For one thing, the land around the airport was purchased dirt cheap many years ago, and there’s been precious little development of any kind there. This agreement lays out a 20-year tax-funded arrangement to encourage commercial development of about 800 of the 1,100 acres of airport property, and logically, to grow tax bases and job opportunities for both counties.

But I have talked to one member of one of the boards who vows not to vote for this agreement without a larger financial commitment from VX Aerospace and a better idea of how the deal is supposed to benefit the taxpayer.

This official is really bothered by the 20-year time frame with no net gain in property taxes. Given a current Caldwell County controversy about county commissioners and this year’s 22.2% property tax increase, this person is clearly concerned about the chance of reelection after supporting such an airport plan.

My own reasons for bringing this agreement to light—before all four boards vote on it and it’s too late—is simply that I believe the public’s business should be conducted in public. As just one citizen, I have a lot of questions about the wisdom of the airport development’s financing plan being locked in for the next 20 years.

Why, for instance, can’t the airport authority be funded by take-off and landing fees, paid for by people who use the facility and can afford to fly, rather than spread that financial burden across everyone’s pocketbook?

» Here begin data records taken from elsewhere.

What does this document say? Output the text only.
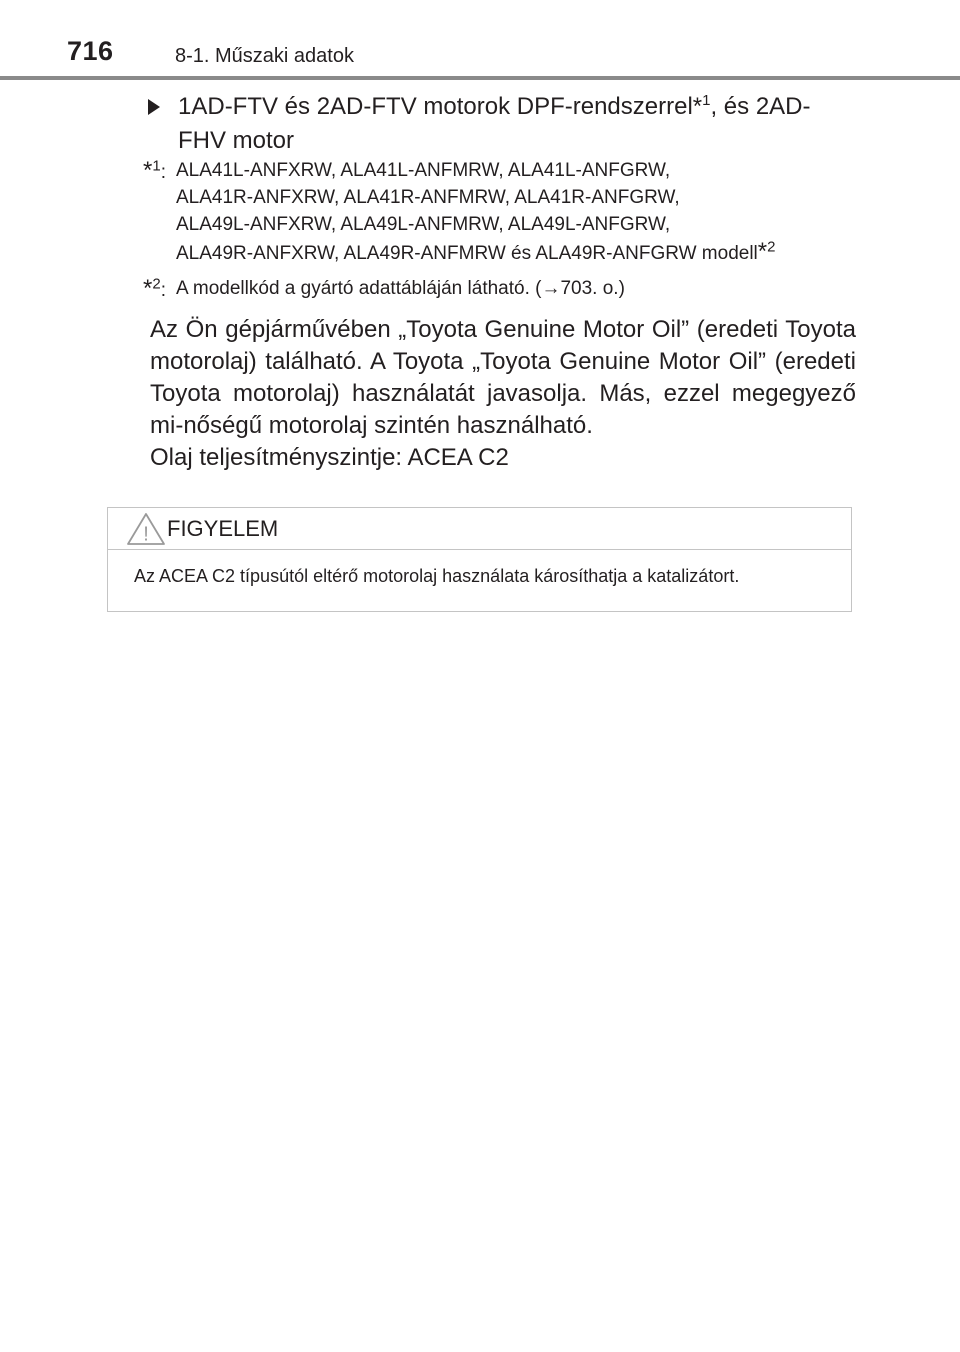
716	8-1. Műszaki adatok
1AD-FTV és 2AD-FTV motorok DPF-rendszerrel*$^1$, és 2AD-FHV motor
*$^1$: ALA41L-ANFXRW, ALA41L-ANFMRW, ALA41L-ANFGRW,
ALA41R-ANFXRW, ALA41R-ANFMRW, ALA41R-ANFGRW,
ALA49L-ANFXRW, ALA49L-ANFMRW, ALA49L-ANFGRW,
ALA49R-ANFXRW, ALA49R-ANFMRW és ALA49R-ANFGRW modell*$^2$
*$^2$: A modellkód a gyártó adattábláján látható. (→703. o.)
Az Ön gépjárművében „Toyota Genuine Motor Oil” (eredeti Toyota motorolaj) található. A Toyota „Toyota Genuine Motor Oil” (eredeti Toyota motorolaj) használatát javasolja. Más, ezzel megegyező mi-nőségű motorolaj szintén használható.
Olaj teljesítményszintje: ACEA C2
! FIGYELEM
Az ACEA C2 típusútól eltérő motorolaj használata károsíthatja a katalizátort.
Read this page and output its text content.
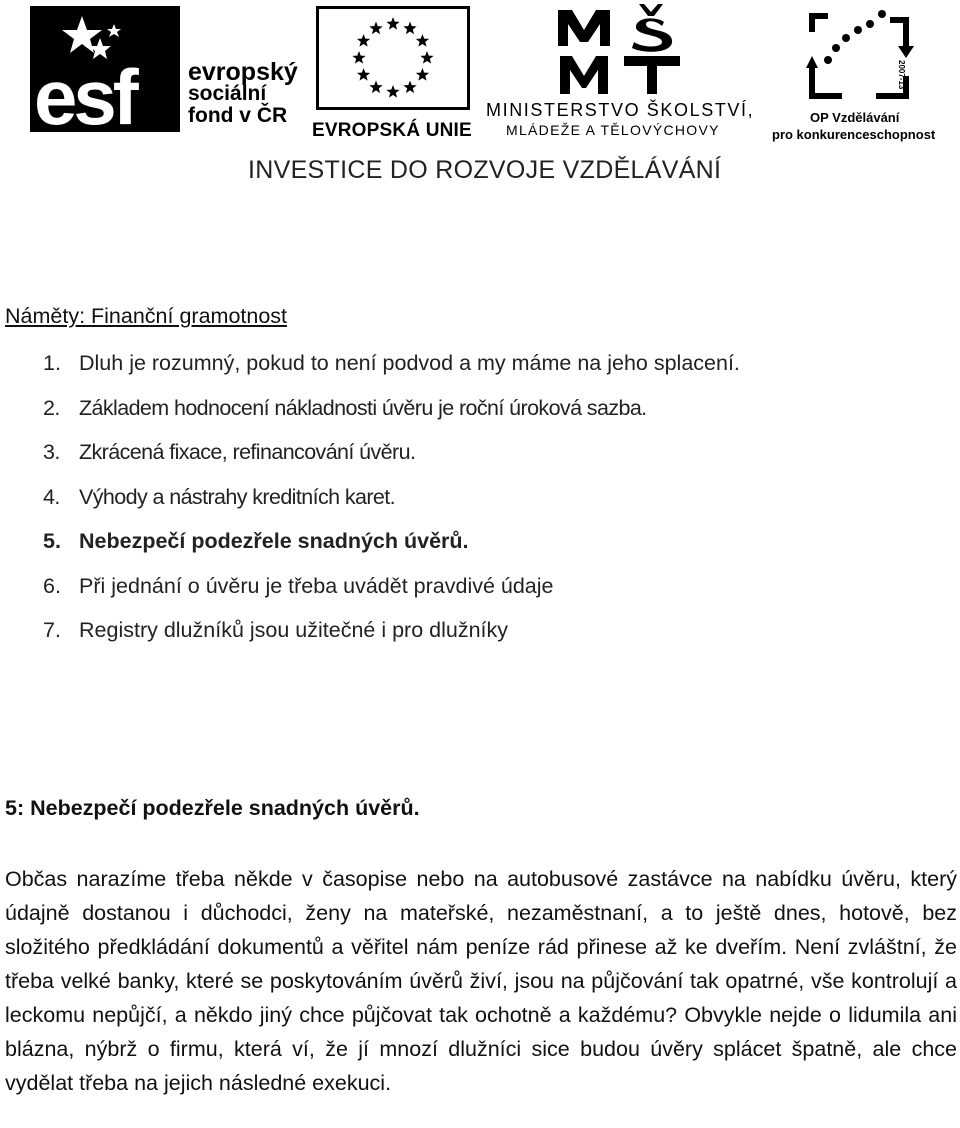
esf evropský
sociální
fond v ČR
EVROPSKÁ UNIE
MINISTERSTVO ŠKOLSTVÍ,
MLÁDEŽE A TĚLOVÝCHOVY
2007-13
OP Vzdělávání
pro konkurenceschopnost
INVESTICE DO ROZVOJE VZDĚLÁVÁNÍ
Náměty: Finanční gramotnost
1. Dluh je rozumný, pokud to není podvod a my máme na jeho splacení.
2. Základem hodnocení nákladnosti úvěru je roční úroková sazba.
3. Zkrácená fixace, refinancování úvěru.
4. Výhody a nástrahy kreditních karet.
5. Nebezpečí podezřele snadných úvěrů.
6. Při jednání o úvěru je třeba uvádět pravdivé údaje
7. Registry dlužníků jsou užitečné i pro dlužníky
5: Nebezpečí podezřele snadných úvěrů.

Občas narazíme třeba někde v časopise nebo na autobusové zastávce na nabídku úvěru, který údajně dostanou i důchodci, ženy na mateřské, nezaměstnaní, a to ještě dnes, hotově, bez složitého předkládání dokumentů a věřitel nám peníze rád přinese až ke dveřím. Není zvláštní, že třeba velké banky, které se poskytováním úvěrů živí, jsou na půjčování tak opatrné, vše kontrolují a leckomu nepůjčí, a někdo jiný chce půjčovat tak ochotně a každému? Obvykle nejde o lidumila ani blázna, nýbrž o firmu, která ví, že jí mnozí dlužníci sice budou úvěry splácet špatně, ale chce vydělat třeba na jejich následné exekuci.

By comparison, Hickory has a much greater commercial demand for an airport than either Caldwell or Burke counties, and we all see how wildly successful commercial air ventures have been at the Hickory Regional Airport. Hickory is currently without connecting air service to bigger airports, and its control tower was shut down years ago.

How much new flying into and out of rural Caldwell/Burke do we expect to see from this agreement? How many new jobs? And, together, is it really worth the cost to our remaining taxpayer households? I wonder how they might vote on the idea.